Department of Medicine, Université de Genève, Geneva, Switzerland
Department of Internal Medicine, Neuchâtel Hospital Network, Neuchâtel, Switzerland.
BMJ Open. 2022 Aug 5;12(8):e053632. doi: 10.1136/bmjopen-2021-053632.
Patients with acute congestive heart failure (HF) regularly undergo urinary catheterisation (UC) at hospital admission. We hypothesised that UC has no clinical benefits with regard to weight loss during inpatient diuretic therapy for acute congestive HF and increases the risk of urinary tract infection (UTI).
Retrospective, non-inferiority study.
Geneva University Hospitals' Department of Medicine, a tertiary centre.
In a cohort of HF patients, those catheterised within 24 hours of diuretic therapy (n=113) were compared with non-catheterised patients (n=346).
The primary endpoint was weight loss 48 hours after starting diuretic therapy. Secondary endpoints were time needed to reach target weight, discontinuation of intravenous diuretics and resolution of respiratory failure. Complications included the time to a first UTI, first hospital readmission and death.
A total of 48-hour weight loss was not statistically different between groups and the adjusted difference was below the non-inferiority boundary of 1 kg (0.43 kg (95% CI: -0.03 to 0.88) in favour of UC, p<0.01 for non-inferiority). UC was not associated with time to reaching target weight (adjusted HR 1.0; 95% CI: 0.7 to 1.5), discontinuation of intravenous diuretics (aHR 0.9; 95% CI: 0.7 to 1.2) or resolution of respiratory failure (aHR 1.1; 95% CI: 0.5 to 2.4). UC increased the risk of UTI (aHR 2.5; 95% CI: 1.5 to 4.2) but was not associated with hospital readmission (aHR 1.1; 95% CI: 0.8 to 1.4) or 1-year mortality (aHR 1.4; 95% CI: 1.0 to 2.1).

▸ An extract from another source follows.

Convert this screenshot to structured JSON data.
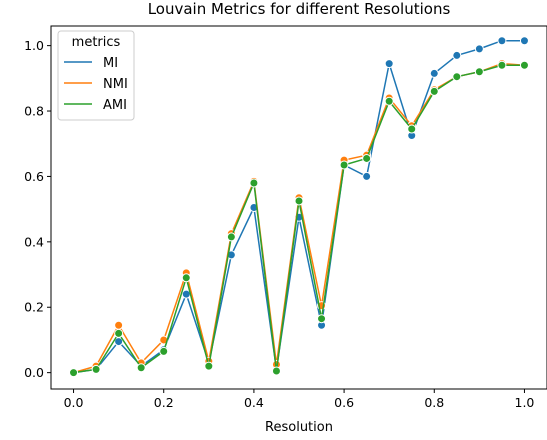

In this retrospective study, with no obvious hourly diuresis-based diuretic adjustment strategy, weight loss without UC was not inferior to weight loss after UC within 24 hours of initiating diuretic treatment. UC had no impact on clinical improvement and increased the risk of UTI. This evidence, therefore, argues against the systematic use of UC during a diuretic therapy for HF.
急性充血性心力衰竭(HF)患者经常在入院时接受导尿(UC)。我们假设 UC 对急性充血性 HF 患者在住院利尿剂治疗期间的体重减轻没有临床益处,并且增加了尿路感染(UTI)的风险。
回顾性非劣效性研究。
日内瓦大学医院内科,三级中心。
在 HF 患者队列中,那些在利尿剂治疗后 24 小时内进行导尿的患者(n=113)与未进行导尿的患者(n=346)进行比较。
主要终点是开始利尿剂治疗后 48 小时的体重减轻。次要终点是达到目标体重所需的时间、停止静脉利尿剂和呼吸衰竭的缓解。并发症包括首次 UTI、首次住院再入院和死亡的时间。
两组之间 48 小时的体重减轻没有统计学差异,调整后的差异低于 1 公斤的非劣效性边界(0.43 公斤(95%CI:-0.03 至 0.88)有利于 UC,p<0.01 为非劣效性)。UC 与达到目标体重的时间无关(调整后的 HR 1.0;95%CI:0.7 至 1.5)、停止静脉利尿剂(调整后的 HR 0.9;95%CI:0.7 至 1.2)或呼吸衰竭的缓解(调整后的 HR 1.1;95%CI:0.5 至 2.4)。UC 增加了 UTI 的风险(调整后的 HR 2.5;95%CI:1.5 至 4.2),但与住院再入院(调整后的 HR 1.1;95%CI:0.8 至 1.4)或 1 年死亡率(调整后的 HR 1.4;95%CI:1.0 至 2.1)无关。
在这项回顾性研究中,没有明显的基于每小时尿量的利尿剂调整策略,在开始利尿剂治疗后 24 小时内不进行 UC 的体重减轻并不逊于 UC 后的体重减轻。UC 对临床改善没有影响,但增加了 UTI 的风险。因此,这一证据反对在 HF 的利尿剂治疗期间系统使用 UC。